Even though they comprehend what they are saying and are able to communicate effectively, some people may have difficulty paraphrasing sentences and words (conduction aphasia).
Some people have trouble naming things, despite the fact that they are aware of the thing in question and the possible applications for it (anomic aphasia).
When this kind of injury, known as a transient ischemic attack, it is possible that a person’s language abilities will return within a few hours or days.
The doctor who is treating the person for their brain damage is the one who will typically make the initial aphasia diagnoses.
The majority of patients will have either a MRI or computed tomography (CT) scan performed to determine whether or not they have sustained a brain injury and to pinpoint the exact location of the injury.
The doctor will examine the patient’s capacity to comprehend and generate language by having the patient perform tasks including following the aphasia diagnoses instructions, responding to questions, naming things, and having a conversation.
If the doctor has any reason to suspect that the patient has aphasia, they will typically refer the patient to a speech-language pathologist so that the patient can have a thorough evaluation of their capacity for communication.
The individual’s capacity to communicate verbally, convey ideas, carry on social conversations, comprehend written and spoken language, as well as read and write, is thoroughly evaluated.

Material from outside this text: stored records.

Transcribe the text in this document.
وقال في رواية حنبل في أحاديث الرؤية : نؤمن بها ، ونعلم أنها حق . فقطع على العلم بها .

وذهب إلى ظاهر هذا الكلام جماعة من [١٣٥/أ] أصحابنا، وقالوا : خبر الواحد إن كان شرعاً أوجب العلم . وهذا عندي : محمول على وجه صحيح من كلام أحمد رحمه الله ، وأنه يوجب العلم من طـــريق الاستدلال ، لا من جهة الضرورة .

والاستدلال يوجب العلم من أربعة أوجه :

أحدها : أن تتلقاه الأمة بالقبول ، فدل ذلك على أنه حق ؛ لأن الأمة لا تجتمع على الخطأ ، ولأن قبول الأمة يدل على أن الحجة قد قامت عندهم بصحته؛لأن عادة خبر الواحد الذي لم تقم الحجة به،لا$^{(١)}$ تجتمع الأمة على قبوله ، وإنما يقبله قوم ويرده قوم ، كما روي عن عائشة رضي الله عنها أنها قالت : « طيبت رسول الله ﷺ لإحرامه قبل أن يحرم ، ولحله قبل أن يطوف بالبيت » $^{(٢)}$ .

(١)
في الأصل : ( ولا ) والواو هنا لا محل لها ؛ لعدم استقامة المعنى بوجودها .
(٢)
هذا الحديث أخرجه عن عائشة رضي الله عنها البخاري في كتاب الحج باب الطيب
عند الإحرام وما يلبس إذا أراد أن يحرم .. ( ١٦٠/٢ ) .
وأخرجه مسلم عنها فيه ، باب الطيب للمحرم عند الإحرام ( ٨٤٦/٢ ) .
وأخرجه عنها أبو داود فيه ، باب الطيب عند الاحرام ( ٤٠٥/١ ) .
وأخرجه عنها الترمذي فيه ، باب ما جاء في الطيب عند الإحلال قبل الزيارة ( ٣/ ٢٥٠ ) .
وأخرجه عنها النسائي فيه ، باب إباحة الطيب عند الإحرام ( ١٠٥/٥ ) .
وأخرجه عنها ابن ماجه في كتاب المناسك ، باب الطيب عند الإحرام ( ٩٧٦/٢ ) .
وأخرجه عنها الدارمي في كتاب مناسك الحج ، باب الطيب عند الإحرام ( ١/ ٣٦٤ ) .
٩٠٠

The inability to repeat words or phrases is the primary symptom of conduction aphasia, which is a kind of the language disorder known as aphasia. The impairment in other aspects of language is less severe (or not at all). Associative aphasia is another name for this condition. The majority of the time, a person who has conduction aphasia is able to read, write, speak, and comprehend spoken information.
Conduction aphasia example: The individual suffering from conduction aphasia is aware of the mistakes they make and will make an effort to remedy them. For instance, if the patient is given the task of pronouncing the phrase “refrigerator,” they might respond by saying “frigilator… no, frerigilator” until they are able to utter the term in its proper form.